Era de facto um amigo e dele guardo gratas recordações. De espírito muito falador que mais parecia transportar dentro de si uma tempestade de alegria, recordo a forma solidária como interagia com todos nós e como acarinhava os miúdos do aldeamento em Nangade.
Recordo como chorou copiosamente e de uma forma sentida como se fora uma criança, quando no aquartelamento de Palma lhe dei conhecimento do falecimento em combate do nosso cabo condutor Victor (“Didiá) e do Sousa, na picada de acesso ao rio Litinguinha em Nangade.
Antes de ser mobilizado para Moçambique o Duarte esteve emigrado durante alguns anos na Venezuela onde exerceu a profissão de marcenaria, especializando-se na arte decorativa e de entalhador de móveis.

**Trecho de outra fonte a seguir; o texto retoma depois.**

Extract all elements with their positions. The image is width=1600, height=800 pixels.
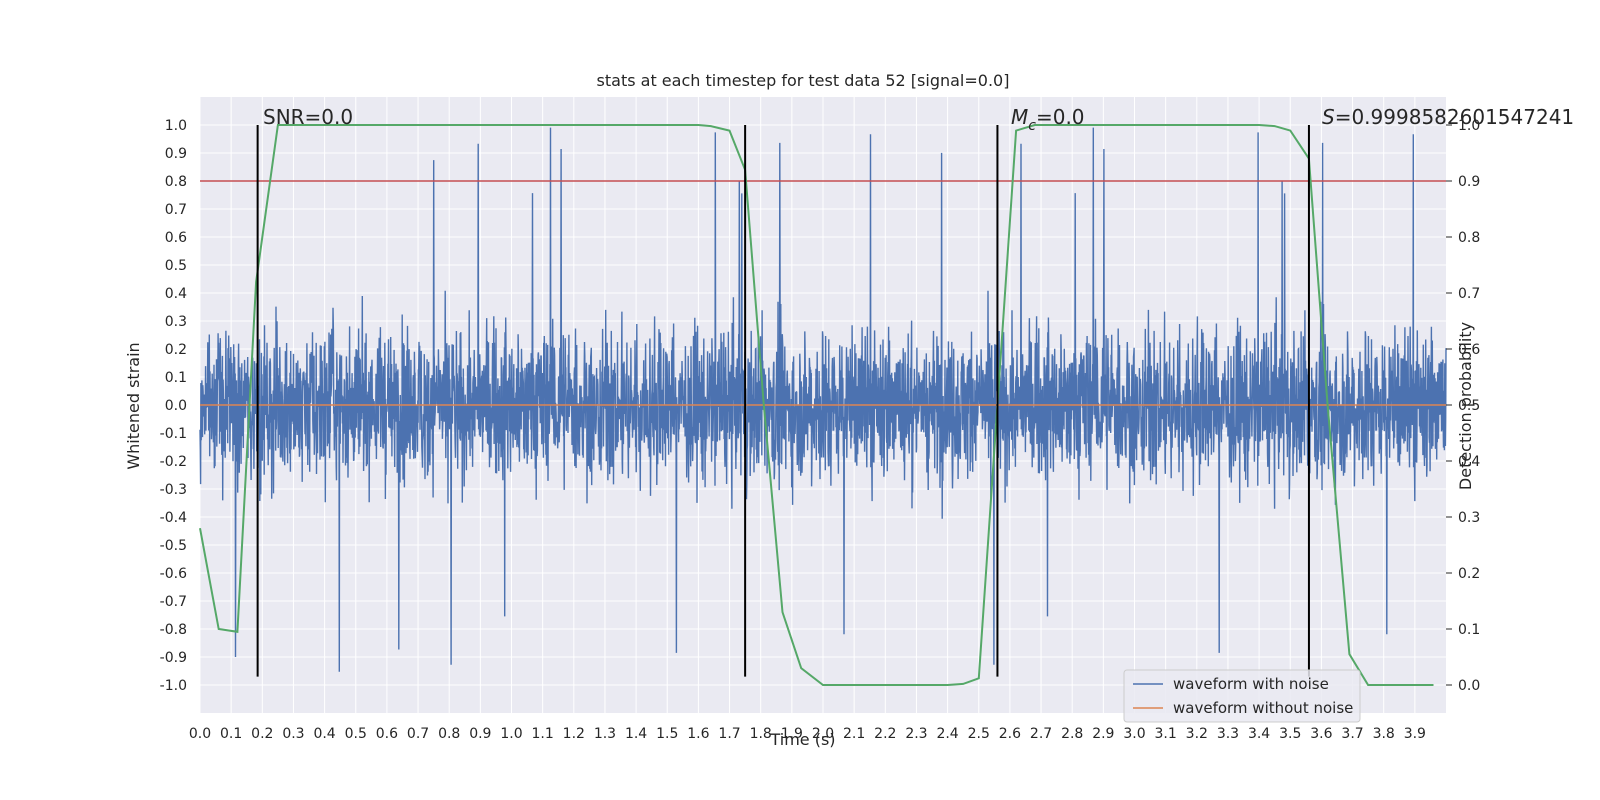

Quem o queria ver, de cada vez que saía em coluna de reabastecimento entre Nangade e Palma e nas diversas pausas deste percurso, era procurar no mato (ou comprar nos aldeamentos) pequenos pedaços de pau-preto ou pau-rosa, para os moldar em outras figuras que nunca pensaram ser esculpidas com outra identidade.

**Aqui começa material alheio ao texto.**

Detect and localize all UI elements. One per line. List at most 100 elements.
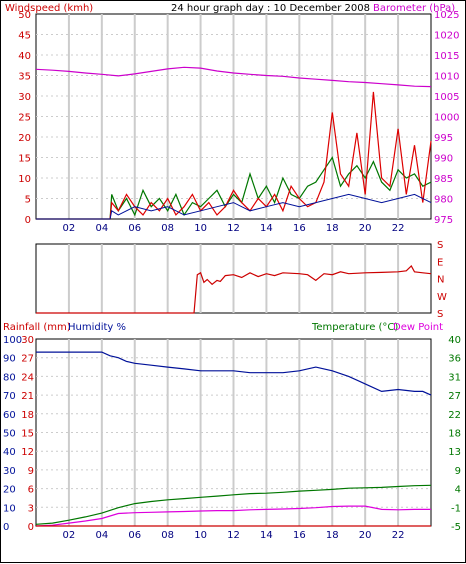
temperature-axis-title: Temperature (°C): [311, 322, 398, 333]
rainfall-axis-title: Rainfall (mm): [3, 322, 71, 333]
temp-ytick-40: 40: [448, 335, 461, 346]
series-temperature: [35, 484, 432, 525]
rain-ytick-21: 21: [21, 391, 34, 402]
humidity-ytick-100: 100: [3, 335, 22, 346]
baro-ytick-985: 985: [434, 174, 453, 185]
wind-xtick-12: 12: [227, 223, 240, 234]
rain-ytick-15: 15: [21, 429, 34, 440]
rain-ytick-30: 30: [21, 335, 34, 346]
rain-ytick-0: 0: [28, 522, 34, 533]
baro-ytick-980: 980: [434, 195, 453, 206]
baro-ytick-1025: 1025: [434, 10, 459, 21]
temp-ytick--5: -5: [451, 522, 461, 533]
rain-ytick-18: 18: [21, 410, 34, 421]
wind-xtick-08: 08: [161, 223, 174, 234]
wind-xtick-10: 10: [194, 223, 207, 234]
humidity-ytick-30: 30: [3, 466, 16, 477]
wind-xtick-02: 02: [63, 223, 76, 234]
temp-ytick-36: 36: [448, 354, 461, 365]
dir-ytick-0: S: [437, 240, 443, 251]
series-humidity: [36, 351, 432, 396]
wind-ytick-20: 20: [18, 133, 31, 144]
th-xtick-10: 10: [194, 530, 207, 541]
wind-ytick-30: 30: [18, 92, 31, 103]
humidity-ytick-20: 20: [3, 485, 16, 496]
baro-ytick-1005: 1005: [434, 92, 459, 103]
wind-xtick-04: 04: [95, 223, 108, 234]
chart-temperature-humidity: 0 0 -5 10 3 -1 20 6 4 30 9 9 40 12 13 50 15 18 60 18 22 70 21 2…: [3, 335, 461, 541]
wind-xtick-14: 14: [260, 223, 273, 234]
th-xtick-12: 12: [227, 530, 240, 541]
temp-ytick-22: 22: [448, 410, 461, 421]
humidity-ytick-90: 90: [3, 354, 16, 365]
wind-ytick-50: 50: [18, 10, 31, 21]
wind-xtick-16: 16: [293, 223, 306, 234]
baro-ytick-995: 995: [434, 133, 453, 144]
temp-ytick-31: 31: [448, 372, 461, 383]
dir-ytick-4: S: [437, 309, 443, 320]
page-title: 24 hour graph day : 10 December 2008: [171, 3, 370, 14]
humidity-ytick-40: 40: [3, 447, 16, 458]
humidity-ytick-50: 50: [3, 429, 16, 440]
rain-ytick-9: 9: [28, 466, 34, 477]
baro-ytick-1015: 1015: [434, 51, 459, 62]
th-xtick-22: 22: [392, 530, 405, 541]
dir-ytick-3: W: [437, 292, 447, 303]
humidity-ytick-60: 60: [3, 410, 16, 421]
baro-ytick-975: 975: [434, 215, 453, 226]
wind-ytick-40: 40: [18, 51, 31, 62]
wind-ytick-5: 5: [25, 195, 31, 206]
wind-xtick-18: 18: [326, 223, 339, 234]
dewpoint-axis-title: Dew Point: [393, 322, 443, 333]
series-winddirection: [36, 265, 432, 314]
rain-ytick-24: 24: [21, 372, 34, 383]
temp-ytick-18: 18: [448, 429, 461, 440]
th-xtick-14: 14: [260, 530, 273, 541]
temp-ytick--1: -1: [451, 503, 461, 514]
th-xtick-18: 18: [326, 530, 339, 541]
humidity-ytick-80: 80: [3, 372, 16, 383]
wind-ytick-25: 25: [18, 113, 31, 124]
wind-xtick-20: 20: [359, 223, 372, 234]
wind-ytick-45: 45: [18, 31, 31, 42]
humidity-ytick-70: 70: [3, 391, 16, 402]
temp-ytick-9: 9: [455, 466, 461, 477]
baro-ytick-990: 990: [434, 154, 453, 165]
dir-ytick-2: N: [437, 275, 444, 286]
th-xtick-20: 20: [359, 530, 372, 541]
series-barometer: [35, 66, 432, 88]
humidity-ytick-10: 10: [3, 503, 16, 514]
dir-ytick-1: E: [437, 257, 443, 268]
th-xtick-02: 02: [63, 530, 76, 541]
wind-xtick-06: 06: [128, 223, 141, 234]
th-xtick-16: 16: [293, 530, 306, 541]
rain-ytick-3: 3: [28, 503, 34, 514]
th-xtick-04: 04: [95, 530, 108, 541]
rain-ytick-12: 12: [21, 447, 34, 458]
humidity-ytick-0: 0: [3, 522, 9, 533]
baro-ytick-1010: 1010: [434, 72, 459, 83]
wind-ytick-35: 35: [18, 72, 31, 83]
rain-ytick-6: 6: [28, 485, 34, 496]
wind-ytick-0: 0: [25, 215, 31, 226]
temp-ytick-4: 4: [455, 485, 461, 496]
baro-ytick-1020: 1020: [434, 31, 459, 42]
th-xtick-08: 08: [161, 530, 174, 541]
wind-xtick-22: 22: [392, 223, 405, 234]
th-xtick-06: 06: [128, 530, 141, 541]
wind-ytick-10: 10: [18, 174, 31, 185]
humidity-axis-title: Humidity %: [68, 322, 126, 333]
temp-ytick-13: 13: [448, 447, 461, 458]
rain-ytick-27: 27: [21, 354, 34, 365]
wind-ytick-15: 15: [18, 154, 31, 165]
series-avgwind: [36, 193, 432, 220]
barometer-axis-title: Barometer (hPa): [373, 3, 455, 14]
chart-wind-barometer: 0510152025303540455097598098599099510001…: [18, 10, 459, 234]
series-dewpoint: [35, 505, 431, 527]
series-windspeed: [36, 91, 432, 220]
baro-ytick-1000: 1000: [434, 113, 459, 124]
temp-ytick-27: 27: [448, 391, 461, 402]
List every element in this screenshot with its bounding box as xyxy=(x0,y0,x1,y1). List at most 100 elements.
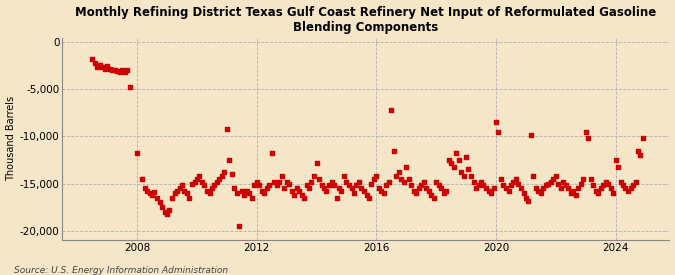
Point xyxy=(304,186,315,191)
Point xyxy=(319,186,329,191)
Point xyxy=(184,196,195,200)
Point xyxy=(438,191,449,195)
Point xyxy=(508,180,519,184)
Point xyxy=(466,174,477,178)
Point xyxy=(221,127,232,131)
Point xyxy=(570,193,581,197)
Point xyxy=(558,180,568,184)
Point xyxy=(638,136,649,141)
Point xyxy=(256,189,267,193)
Point xyxy=(346,186,357,191)
Point xyxy=(418,180,429,184)
Point xyxy=(451,151,462,156)
Point xyxy=(431,180,441,184)
Point xyxy=(518,191,529,195)
Point xyxy=(436,186,447,191)
Point xyxy=(468,180,479,184)
Point xyxy=(391,174,402,178)
Point xyxy=(423,189,434,193)
Point xyxy=(481,186,491,191)
Point xyxy=(281,180,292,184)
Point xyxy=(276,174,287,178)
Point xyxy=(336,189,347,193)
Point xyxy=(194,174,205,178)
Point xyxy=(269,180,279,184)
Point xyxy=(531,186,541,191)
Point xyxy=(329,183,340,188)
Point xyxy=(568,189,578,193)
Point xyxy=(513,182,524,186)
Point xyxy=(348,191,359,195)
Point xyxy=(124,85,135,90)
Point xyxy=(361,193,372,197)
Point xyxy=(351,183,362,188)
Point xyxy=(204,191,215,195)
Point xyxy=(324,183,335,188)
Point xyxy=(264,183,275,188)
Point xyxy=(364,196,375,200)
Point xyxy=(632,148,643,153)
Point xyxy=(146,193,157,197)
Point xyxy=(414,186,425,191)
Point xyxy=(341,180,352,184)
Point xyxy=(107,68,117,73)
Point xyxy=(104,66,115,71)
Point xyxy=(211,180,222,184)
Y-axis label: Thousand Barrels: Thousand Barrels xyxy=(5,96,16,182)
Point xyxy=(109,67,120,72)
Point xyxy=(236,189,247,193)
Point xyxy=(523,198,534,203)
Point xyxy=(533,189,544,193)
Point xyxy=(369,177,379,181)
Point xyxy=(616,180,626,184)
Point xyxy=(575,182,586,186)
Point xyxy=(99,66,110,71)
Point xyxy=(429,196,439,200)
Point xyxy=(102,64,113,68)
Point xyxy=(573,186,584,191)
Point xyxy=(620,186,631,191)
Point xyxy=(528,174,539,178)
Point xyxy=(625,186,636,191)
Point xyxy=(563,186,574,191)
Point xyxy=(242,189,252,193)
Point xyxy=(179,189,190,193)
Point xyxy=(383,180,394,184)
Point xyxy=(491,120,502,125)
Point xyxy=(291,186,302,191)
Point xyxy=(556,186,566,191)
Point xyxy=(306,180,317,184)
Point xyxy=(416,183,427,188)
Point xyxy=(373,186,384,191)
Point xyxy=(139,186,150,191)
Point xyxy=(311,161,322,165)
Point xyxy=(485,191,496,195)
Point xyxy=(224,158,235,162)
Point xyxy=(154,200,165,205)
Point xyxy=(386,108,397,112)
Point xyxy=(227,172,238,176)
Point xyxy=(543,182,554,186)
Point xyxy=(506,183,516,188)
Title: Monthly Refining District Texas Gulf Coast Refinery Net Input of Reformulated Ga: Monthly Refining District Texas Gulf Coa… xyxy=(76,6,657,34)
Point xyxy=(503,189,514,193)
Point xyxy=(177,183,188,188)
Point xyxy=(254,183,265,188)
Point xyxy=(214,177,225,181)
Point xyxy=(186,182,197,186)
Point xyxy=(580,130,591,134)
Point xyxy=(600,180,611,184)
Point xyxy=(398,180,409,184)
Point xyxy=(286,189,297,193)
Point xyxy=(590,189,601,193)
Point xyxy=(583,136,593,141)
Point xyxy=(456,170,466,175)
Point xyxy=(538,186,549,191)
Point xyxy=(411,191,422,195)
Point xyxy=(408,189,419,193)
Point xyxy=(588,183,599,188)
Point xyxy=(217,174,227,178)
Point xyxy=(630,180,641,184)
Point xyxy=(239,193,250,197)
Point xyxy=(201,189,212,193)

O Duarte, quando foi para Moçambique, para além da mala onde transportava a sua roupa, levou também consigo outra mala mas carregada de ferramentas associadas à sua profissão.
Já em Nangade, dava gosto vê-lo, nas raras pausas que a guerra permitia, empenhado em descascar aqueles pedaços de madeira sempre com um tique que lhe era característico que era, devido ao esforço despendido, colocar a língua de fora e virada para o lado esquerdo da boca, como se estive a mordê-la, enquanto tentava dar vida àqueles nacos de madeira, que regra geral assumiam figuras religiosas, devoção essa que hoje e passados tantos anos do seu regresso da guerra colonial, não lhe puderam valer, nem o pouparam dos dias de sofrimento que há muito vinha padecendo.
Não foi por acaso que nós em Moçambique lhe atribuímos a alcunha do “Mordedor de Madeira”, que ele humildemente foi aceitando com a simplicidade que o caracterizava e até achava muita graça.
É recordando o Duarte, o nosso querido e amigo “Mordedor de Madeira”, que lhe presto esta singela e sentida homenagem.
Esteja onde estiver, aqui fica o meu abraço solidário, enviando a todos os seus familiares as minhas condolências.

Carlos Vardasca, 11 de Abril de 2020

Foto 1: O Duarte numa foto mais recente.

Foto 2: O Duarte, com o cotovelo apoiado na perna e com um ligeiro sorriso que o caracterizava mesmo nos momentos difíceis.